Dans une interview accordée au "Point", Michel Onfray a déclaré qu’il préférait "une analyse juste" de droite "qu'une analyse injuste" de gauche. Des propos critiqués par Manuel Valls sur Europe 1. Michel Onfray a alors répliqué sur cette même radio, qualifiant le Premier ministre de "crétin". Pour Agrippine, professeur d’histoire et de géographie, le positionnement de Manuel Valls peut inquiéter. 
Michel Onfray est en colère (ce qui lui arrive souvent) : Manuel Valls lui a reproché de brouiller les repères de la gauche. Le Premier ministre, qui s’exprimait sur Europe 1 dimanche 8 mars, a déclaré : "Quand un philosophe connu, apprécié par beaucoup de Français, Michel Onfray, explique qu’Alain de Benoist – qui était le philosophe de la Nouvelle droite dans les années 70 et 80, qui d’une certaine manière a façonné la matrice idéologique du Front national, avec le Club de l’Horloge, le Grèce – […] vaut mieux que Bernard-Henri Lévy, ça veut dire qu’on perd les repères." 
Le positionnement de Manuel Valls interroge 
Si Onfray s’agace, c’est que le Premier ministre semble n’avoir pas vraiment lu l’interview de Michel Onfray qui y déclarait "préfére(r) une analyse juste d’Alain de Benoist à une analyse injuste de Minc, Attali ou BHL. Les Papous vont hurler ! Mais ils ne me feront pas dire que je préfère une analyse injuste de BHL sous prétexte qu’il est dit qu’il est de gauche". 
Onfray ne décolère pas depuis lors, se moquant ouvertement sur Europe 1 des"petits gominés trentenaires", qui écrivent des fiches pour Manuel Valls, ce "crétin" (mais attention, "ce n’est pas insultant, c’est familier", qu’on se rassure). 

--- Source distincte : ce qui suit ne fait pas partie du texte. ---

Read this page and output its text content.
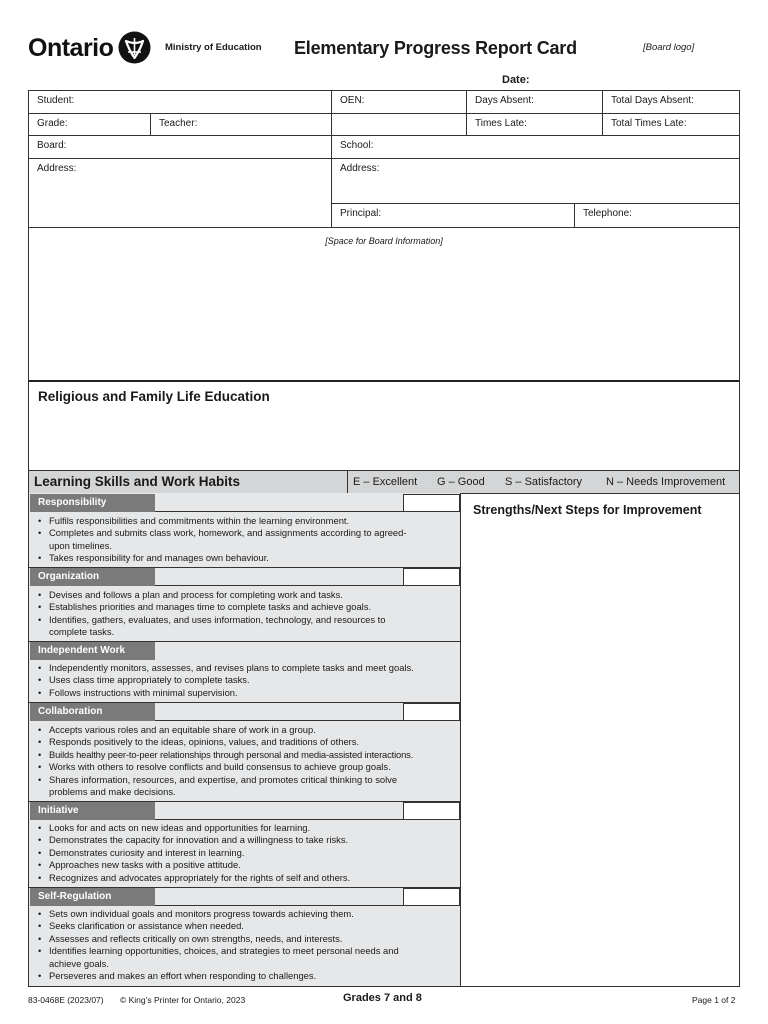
Ontario	Ministry of Education Elementary Progress Report Card	[Board logo]
Date:
Student:	OEN:	Days Absent:	Total Days Absent:
Grade:	Teacher:	Times Late:	Total Times Late:
Board:	School:
Address:	Address:
Principal:	Telephone:
[Space for Board Information]
Religious and Family Life Education
Learning Skills and Work Habits	E – Excellent G – Good S – Satisfactory N – Needs Improvement
Strengths/Next Steps for Improvement
Responsibility
• Fulfils responsibilities and commitments within the learning environment.
• Completes and submits class work, homework, and assignments according to agreed-upon timelines.
• Takes responsibility for and manages own behaviour.
Organization
• Devises and follows a plan and process for completing work and tasks.
• Establishes priorities and manages time to complete tasks and achieve goals.
• Identifies, gathers, evaluates, and uses information, technology, and resources to complete tasks.
Independent Work
• Independently monitors, assesses, and revises plans to complete tasks and meet goals.
• Uses class time appropriately to complete tasks.
• Follows instructions with minimal supervision.
Collaboration
• Accepts various roles and an equitable share of work in a group.
• Responds positively to the ideas, opinions, values, and traditions of others.
• Builds healthy peer-to-peer relationships through personal and media-assisted interactions.
• Works with others to resolve conflicts and build consensus to achieve group goals.
• Shares information, resources, and expertise, and promotes critical thinking to solve problems and make decisions.
Initiative
• Looks for and acts on new ideas and opportunities for learning.
• Demonstrates the capacity for innovation and a willingness to take risks.
• Demonstrates curiosity and interest in learning.
• Approaches new tasks with a positive attitude.
• Recognizes and advocates appropriately for the rights of self and others.
Self-Regulation
• Sets own individual goals and monitors progress towards achieving them.
• Seeks clarification or assistance when needed.
• Assesses and reflects critically on own strengths, needs, and interests.
• Identifies learning opportunities, choices, and strategies to meet personal needs and achieve goals.
• Perseveres and makes an effort when responding to challenges.
83-0468E (2023/07) © King’s Printer for Ontario, 2023	Grades 7 and 8	Page 1 of 2
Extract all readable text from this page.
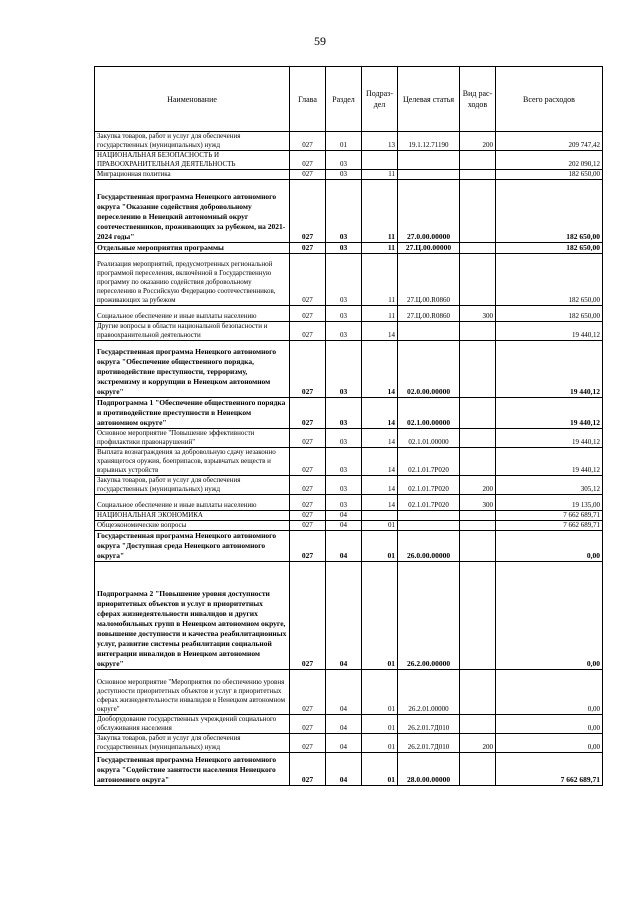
59
Наименование	Глава	Раздел	Подраз-дел	Целевая статья	Вид рас-ходов	Всего расходов
Закупка товаров, работ и услуг для обеспечения государственных (муниципальных) нужд	027	01	13	19.1.12.71190	200	209 747,42
НАЦИОНАЛЬНАЯ БЕЗОПАСНОСТЬ И ПРАВООХРАНИТЕЛЬНАЯ ДЕЯТЕЛЬНОСТЬ	027	03				202 090,12
Миграционная политика	027	03	11			182 650,00
Государственная программа Ненецкого автономного округа "Оказание содействия добровольному переселению в Ненецкий автономный округ соотечественников, проживающих за рубежом, на 2021-2024 годы"	027	03	11	27.0.00.00000		182 650,00
Отдельные мероприятия программы	027	03	11	27.Ц.00.00000		182 650,00
Реализация мероприятий, предусмотренных региональной программой переселения, включённой в Государственную программу по оказанию содействия добровольному переселению в Российскую Федерацию соотечественников, проживающих за рубежом	027	03	11	27.Ц.00.R0860		182 650,00
Социальное обеспечение и иные выплаты населению	027	03	11	27.Ц.00.R0860	300	182 650,00
Другие вопросы в области национальной безопасности и правоохранительной деятельности	027	03	14			19 440,12
Государственная программа Ненецкого автономного округа "Обеспечение общественного порядка, противодействие преступности, терроризму, экстремизму и коррупции в Ненецком автономном округе"	027	03	14	02.0.00.00000		19 440,12
Подпрограмма 1 "Обеспечение общественного порядка и противодействие преступности в Ненецком автономном округе"	027	03	14	02.1.00.00000		19 440,12
Основное мероприятие "Повышение эффективности профилактики правонарушений"	027	03	14	02.1.01.00000		19 440,12
Выплата вознаграждения за добровольную сдачу незаконно хранящегося оружия, боеприпасов, взрывчатых веществ и взрывных устройств	027	03	14	02.1.01.7Р020		19 440,12
Закупка товаров, работ и услуг для обеспечения государственных (муниципальных) нужд	027	03	14	02.1.01.7Р020	200	305,12
Социальное обеспечение и иные выплаты населению	027	03	14	02.1.01.7Р020	300	19 135,00
НАЦИОНАЛЬНАЯ ЭКОНОМИКА	027	04				7 662 689,71
Общеэкономические вопросы	027	04	01			7 662 689,71
Государственная программа Ненецкого автономного округа "Доступная среда Ненецкого автономного округа"	027	04	01	26.0.00.00000		0,00
Подпрограмма 2 "Повышение уровня доступности приоритетных объектов и услуг в приоритетных сферах жизнедеятельности инвалидов и других маломобильных групп в Ненецком автономном округе, повышение доступности и качества реабилитационных услуг, развитие системы реабилитации социальной интеграции инвалидов в Ненецком автономном округе"	027	04	01	26.2.00.00000		0,00
Основное мероприятие "Мероприятия по обеспечению уровня доступности приоритетных объектов и услуг в приоритетных сферах жизнедеятельности инвалидов в Ненецком автономном округе"	027	04	01	26.2.01.00000		0,00
Дооборудование государственных учреждений социального обслуживания населения	027	04	01	26.2.01.7Д010		0,00
Закупка товаров, работ и услуг для обеспечения государственных (муниципальных) нужд	027	04	01	26.2.01.7Д010	200	0,00
Государственная программа Ненецкого автономного округа "Содействие занятости населения Ненецкого автономного округа"	027	04	01	28.0.00.00000		7 662 689,71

Au-delà de cette passe d’armes, et quoi que l’on pense par ailleurs de l’œuvre de Michel Onfray ou de son omniprésence médiatique, le positionnement de Manuel Valls interroge, intrigue et peut inquiéter. 
Être d’accord avec Valls pour se dire "de gauche" 
Si l’on comprend bien la position du Premier ministre, chacun est sommé de choisir son camp et de ne jamais en changer, de ne pas aller voir les idées, les propositions de l’autre bord sous peine de franchir un Rubicon idéologique. Même s’il a tort, BHL vaut toujours mieux qu’Alain de Benoist. 
C’est pour le moins maladroit de la part de Manuel Valls de citer BHL pour l’occasion : BHL pourrait en effet concourir pour le prix du philosophe qui s’est le plus trompé dans ses analysés (géo)politiques. 
Faut-il à chaque fois être d’accord avec lui pour pouvoir se dire "de gauche" ? 
Comme le recommande l’adage (fondé sur une citation tronquée de Jean Daniel), doit-on à toute force préférer avoir tort avec Sartre que raison avec Aron ou plutôt, dans notre cas, tort avec BHL que raison avec le sieur de Benoist ? 
De Benoist s’amuse de cette polémique 
Alain de Benoist, le gentil grand-père barbu, l’ancien militant d’extrême droite et idéologue de la "Nouvelle Droite", ne se prive pas, pour sa part, d’inviter dans les colonnes de sa revue "Krisis" des intervenants de "gauche". 
Il en fait même une marque de fabrique, l’éclectisme et parfois la provocation ne le gênent nullement. Son but est de faire bouger les lignes, d’ouvrir sa réflexion en opposant parfois les extrêmes (sur son site, dans les anciens numéros de "Krisis", on tombe sur une interview croisée de Christine Boutin et Jean-Jacques Pauvert : il fallait y penser). 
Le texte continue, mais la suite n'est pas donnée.